In the 15th century, Sweden became the largest center of metallurgy. Iron, smelted from the rich ores of the lake melaren Deposit, was for a long time the main export commodity of Sweden and was valued throughout Europe. The name Jarntorget was first mentioned in 1489, both names were used in parallel until 1513, when the trade in iron, non-ferrous metals and products made from them did not displace agricultural products. German merchants were displaced by the Dutch, French, and English.
At the beginning of the 17th century, numerous taverns appeared in the surrounding houses, and in 1662 the cargo port and customs scales were moved to södermalm. The area is beginning to be populated by wealthy people who demolish medieval shacks and build up the area with new beautiful buildings. Construction is encouraged by the king, who wants to give the city a respectable appearance. On the square there is also the building of the world's first state Bank - the National Bank of Sweden, built in 1680. In the 18th and 19th century local farmers sold vegetables and herbs on the square.
In the center of the square, a public water supply source from the early 18th century (Järntorgspumpen) has been preserved. This is a well with a hand pump, made in the form of a cast-iron column. Opening the massive door, you can look inside the column and marvel at the incredible strength with which this device is made.
On Södra Bankogränd street, which runs to the east of the square, you can pay attention to a house with a large attic, lined with green copper sheets.

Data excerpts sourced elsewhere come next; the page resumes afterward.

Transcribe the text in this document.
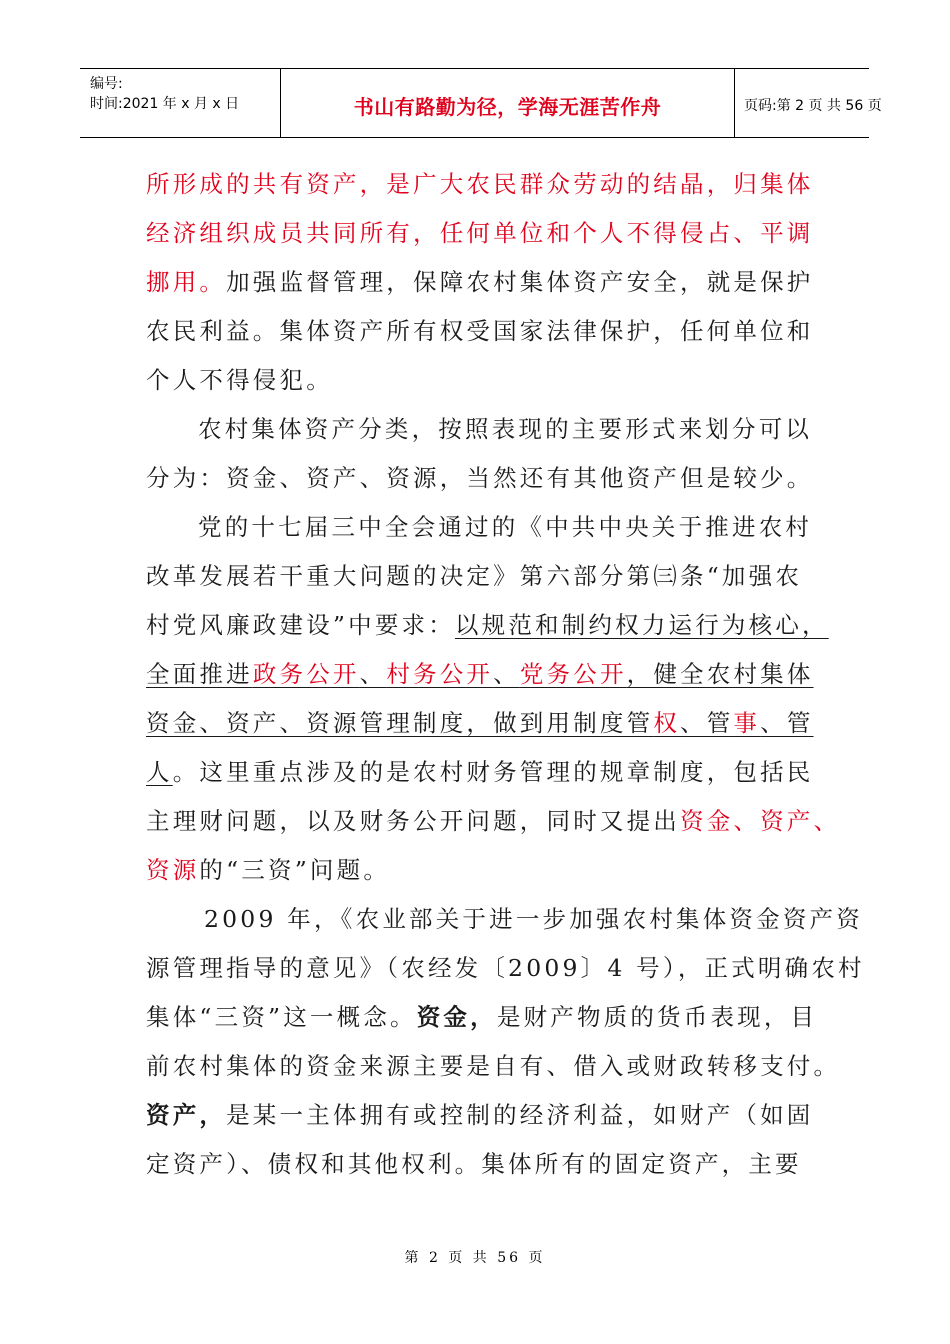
编号:
时间:2021 年 x 月 x 日	书山有路勤为径，学海无涯苦作舟	页码:第 2 页 共 56 页
所形成的共有资产，是广大农民群众劳动的结晶，归集体
经济组织成员共同所有，任何单位和个人不得侵占、平调
挪用。加强监督管理，保障农村集体资产安全，就是保护
农民利益。集体资产所有权受国家法律保护，任何单位和
个人不得侵犯。
农村集体资产分类，按照表现的主要形式来划分可以
分为：资金、资产、资源，当然还有其他资产但是较少。
党的十七届三中全会通过的《中共中央关于推进农村
改革发展若干重大问题的决定》第六部分第㈢条“加强农
村党风廉政建设”中要求：以规范和制约权力运行为核心，
全面推进政务公开、村务公开、党务公开，健全农村集体
资金、资产、资源管理制度，做到用制度管权、管事、管
人。这里重点涉及的是农村财务管理的规章制度，包括民
主理财问题，以及财务公开问题，同时又提出资金、资产、
资源的“三资”问题。
2009 年，《农业部关于进一步加强农村集体资金资产资
源管理指导的意见》（农经发〔2009〕4 号），正式明确农村
集体“三资”这一概念。资金，是财产物质的货币表现，目
前农村集体的资金来源主要是自有、借入或财政转移支付。
资产，是某一主体拥有或控制的经济利益，如财产（如固
定资产）、债权和其他权利。集体所有的固定资产，主要
第 2 页 共 56 页
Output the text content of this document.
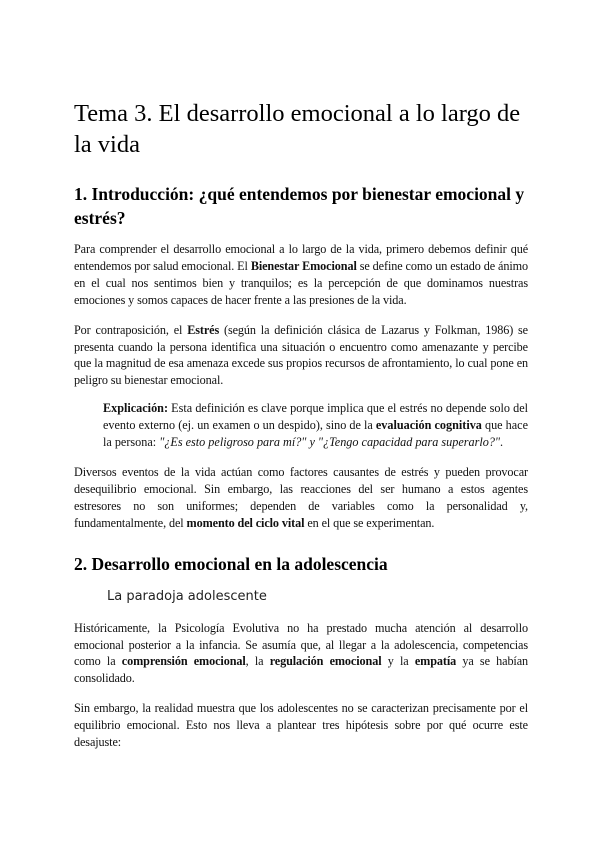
Tema 3. El desarrollo emocional a lo largo de la vida
1. Introducción: ¿qué entendemos por bienestar emocional y estrés?

Para comprender el desarrollo emocional a lo largo de la vida, primero debemos definir qué entendemos por salud emocional. El Bienestar Emocional se define como un estado de ánimo en el cual nos sentimos bien y tranquilos; es la percepción de que dominamos nuestras emociones y somos capaces de hacer frente a las presiones de la vida.

Por contraposición, el Estrés (según la definición clásica de Lazarus y Folkman, 1986) se presenta cuando la persona identifica una situación o encuentro como amenazante y percibe que la magnitud de esa amenaza excede sus propios recursos de afrontamiento, lo cual pone en peligro su bienestar emocional.

Explicación: Esta definición es clave porque implica que el estrés no depende solo del evento externo (ej. un examen o un despido), sino de la evaluación cognitiva que hace la persona: "¿Es esto peligroso para mí?" y "¿Tengo capacidad para superarlo?".

Diversos eventos de la vida actúan como factores causantes de estrés y pueden provocar desequilibrio emocional. Sin embargo, las reacciones del ser humano a estos agentes estresores no son uniformes; dependen de variables como la personalidad y, fundamentalmente, del momento del ciclo vital en el que se experimentan.

2. Desarrollo emocional en la adolescencia
La paradoja adolescente

Históricamente, la Psicología Evolutiva no ha prestado mucha atención al desarrollo emocional posterior a la infancia. Se asumía que, al llegar a la adolescencia, competencias como la comprensión emocional, la regulación emocional y la empatía ya se habían consolidado.

Sin embargo, la realidad muestra que los adolescentes no se caracterizan precisamente por el equilibrio emocional. Esto nos lleva a plantear tres hipótesis sobre por qué ocurre este desajuste:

The roof is crowned by a ball supported by four fish. The house was built in 1910 on the order of Carl Smith by the architect Fredrik Dahlberg. On the ground floor is the restaurant Zum Franziskaner, where the interiors of the art Nouveau era have been preserved. The house is an architectural monument.
Next to the square, Mårten Trotzigs gränd lane, the narrowest street in Stockholm, runs deep into the quarter, and that's where we're going.